Assessing cropping system effects on carbon footprint on the Canadian prairies

Abstract

Crop rotations are considered a promising strategy for mitigating greenhouse gas (GHG) emissions and enhancing soil organic matter in agricultural land. However, studies often focused solely on either GHG emissions or soil organic carbon (SOC) changes, rather than integrating both indicators. We conducted a 4-year (2018–2021) crop rotation study to examine effects of six rotation systems in three ecoregions (sub-humid, sub-semiarid, and semiarid) on GHG emissions, SOC changes, and C footprints in Saskatchewan, Canada. The six rotation systems include (i) control, (ii) intensified, (iii) diversified, (iv) market-driven, (v) high-risk, and (vi) soil-health cropping system.
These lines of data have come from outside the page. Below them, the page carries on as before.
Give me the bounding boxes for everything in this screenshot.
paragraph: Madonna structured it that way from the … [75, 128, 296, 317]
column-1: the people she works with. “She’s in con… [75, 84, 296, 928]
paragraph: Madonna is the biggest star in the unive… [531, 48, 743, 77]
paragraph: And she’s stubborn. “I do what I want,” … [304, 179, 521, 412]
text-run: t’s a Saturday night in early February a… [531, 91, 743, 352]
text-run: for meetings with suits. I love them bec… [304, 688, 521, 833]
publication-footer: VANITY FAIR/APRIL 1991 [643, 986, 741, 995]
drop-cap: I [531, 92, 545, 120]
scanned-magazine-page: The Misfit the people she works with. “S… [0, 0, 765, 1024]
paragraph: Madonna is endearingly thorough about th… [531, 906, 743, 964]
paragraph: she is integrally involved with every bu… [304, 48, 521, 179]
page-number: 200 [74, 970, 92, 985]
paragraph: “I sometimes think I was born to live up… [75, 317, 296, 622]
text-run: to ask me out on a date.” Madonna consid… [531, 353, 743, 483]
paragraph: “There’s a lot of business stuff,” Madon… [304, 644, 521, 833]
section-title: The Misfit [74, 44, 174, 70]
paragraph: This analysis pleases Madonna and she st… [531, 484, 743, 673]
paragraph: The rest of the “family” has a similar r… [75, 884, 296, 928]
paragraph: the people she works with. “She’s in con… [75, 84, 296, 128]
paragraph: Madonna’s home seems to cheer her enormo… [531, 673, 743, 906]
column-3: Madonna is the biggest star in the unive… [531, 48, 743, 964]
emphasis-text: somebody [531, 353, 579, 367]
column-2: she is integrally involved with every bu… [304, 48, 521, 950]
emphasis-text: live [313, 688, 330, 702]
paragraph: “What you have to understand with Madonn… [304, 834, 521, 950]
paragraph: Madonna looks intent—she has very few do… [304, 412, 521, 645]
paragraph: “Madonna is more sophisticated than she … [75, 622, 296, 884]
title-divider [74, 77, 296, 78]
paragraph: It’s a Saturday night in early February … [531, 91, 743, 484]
GHG emissions were estimated using the Holos model, and SOC changes were estimated using the Campbell model, and C footprints were calculated as the difference between GHG emissions and SOC changes. The 4-year cumulative GHG emissions, expressed as CO₂ equivalent (CO₂e), were highest in the sub-humid ecoregion due to higher background SOC levels, nitrogen (N) fertilizer inputs, and precipitation. The diversified and soil-health systems reduced GHG emissions by reduced N fertilizer inputs. Carbon footprints revealed net CO₂e emissions for the market-driven system but net CO₂e withdrawals for the soil-health and diversified systems. The results indicated that the diversified systems significantly mitigated GHG emissions, increased soil C stocks, and withdrew CO₂e.